CHALLENGES FOR MYOKINE THERAPEUTICS
First, there are some difficulties associated with the discovery phase of myokines. Among these, exercise biology is affected by various factors, and working with small sample amounts can be listed.
Since myokines are released from muscle at concentrations of picomole and femtomole, it was assumed that their concentration in serum could not be determined.[71,72] However, the advancement of modern technologies has prevented these thoughts. Technologies such as gene ontology, cell culture models, stable isotope labeling with amino acids, and immunostaining have provided this.[73,74]

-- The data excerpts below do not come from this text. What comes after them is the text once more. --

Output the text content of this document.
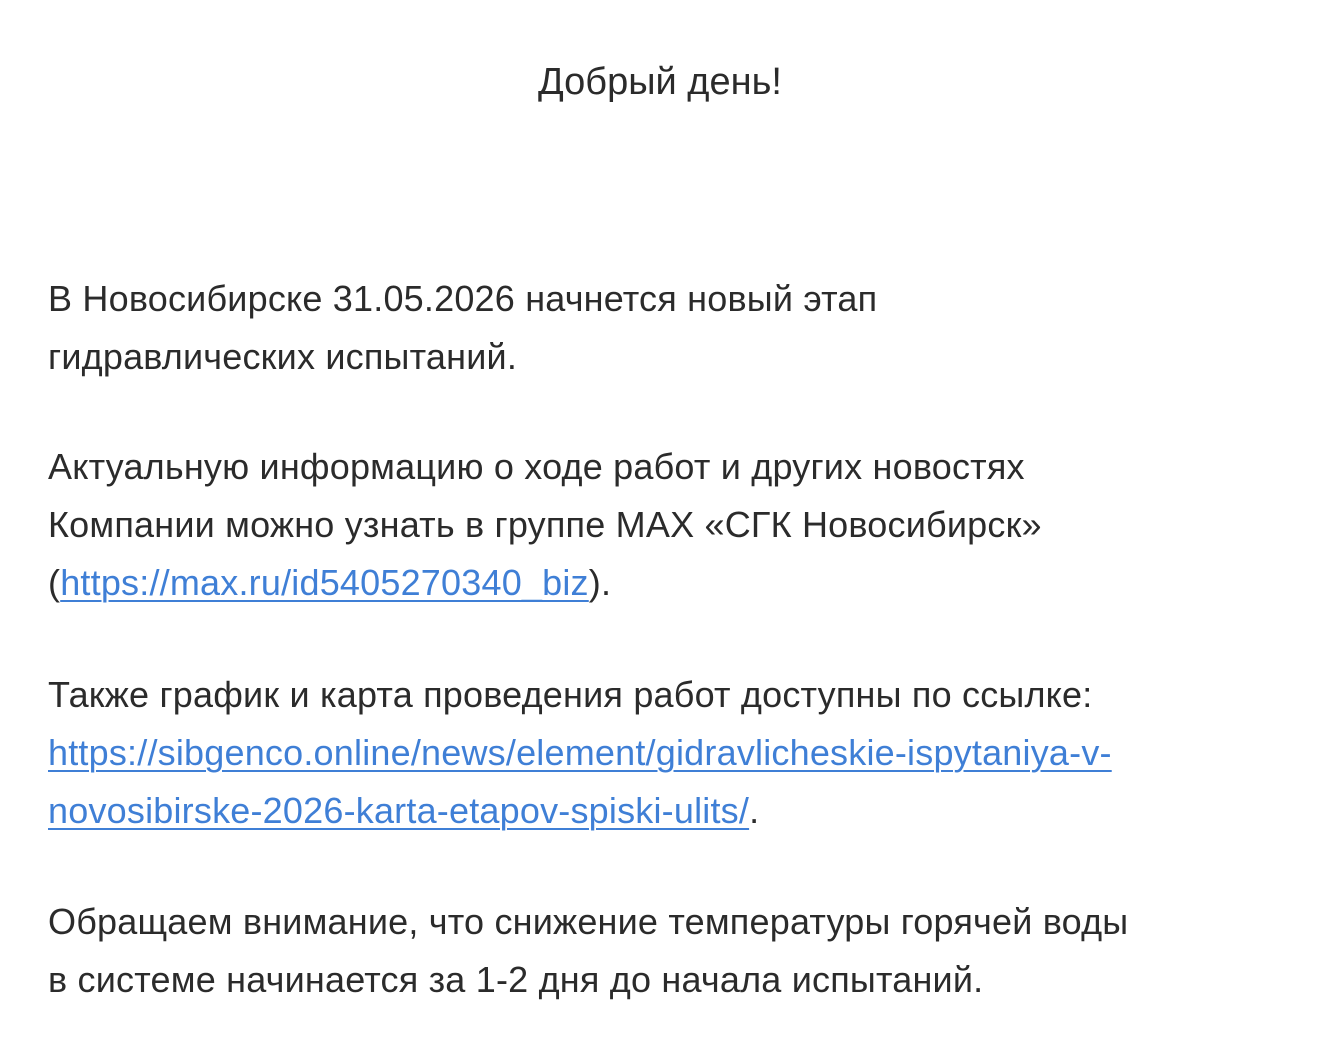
Добрый день!
В Новосибирске 31.05.2026 начнется новый этап
гидравлических испытаний.
Актуальную информацию о ходе работ и других новостях
Компании можно узнать в группе MAX «СГК Новосибирск»
(https://max.ru/id5405270340_biz).
Также график и карта проведения работ доступны по ссылке:
https://sibgenco.online/news/element/gidravlicheskie-ispytaniya-v-
novosibirske-2026-karta-etapov-spiski-ulits/.
Обращаем внимание, что снижение температуры горячей воды
в системе начинается за 1-2 дня до начала испытаний.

Their protein structure and physiochemical instability hinder the therapeutic application of myokines. Their short half-life in plasma, toxicity, and immunogenicity are also factors to consider. Due to the presence of myokine receptors in various parts of the body, cell and tissue specificity should be ensured in order to prevent possible side effects. Providing drug delivery with nanotechnology can avoid this limitation.[76,77]
In conclusion, it is clear that myokines could be used in so many conditions due to their actions in metabolic pathways, as long as the effects and consequences are well understood. The usage of myokines as therapeutics looks bright in the future since they regulate lipid metabolism, muscle development, and immune responses. Moreover, they can be used as biomarkers for several diagnoses; myostatin for cachexia, IL-6 for adult and juvenile dermatomyositis, irisin for muscle dysfunction, and myonectin for diabetic nephropathy.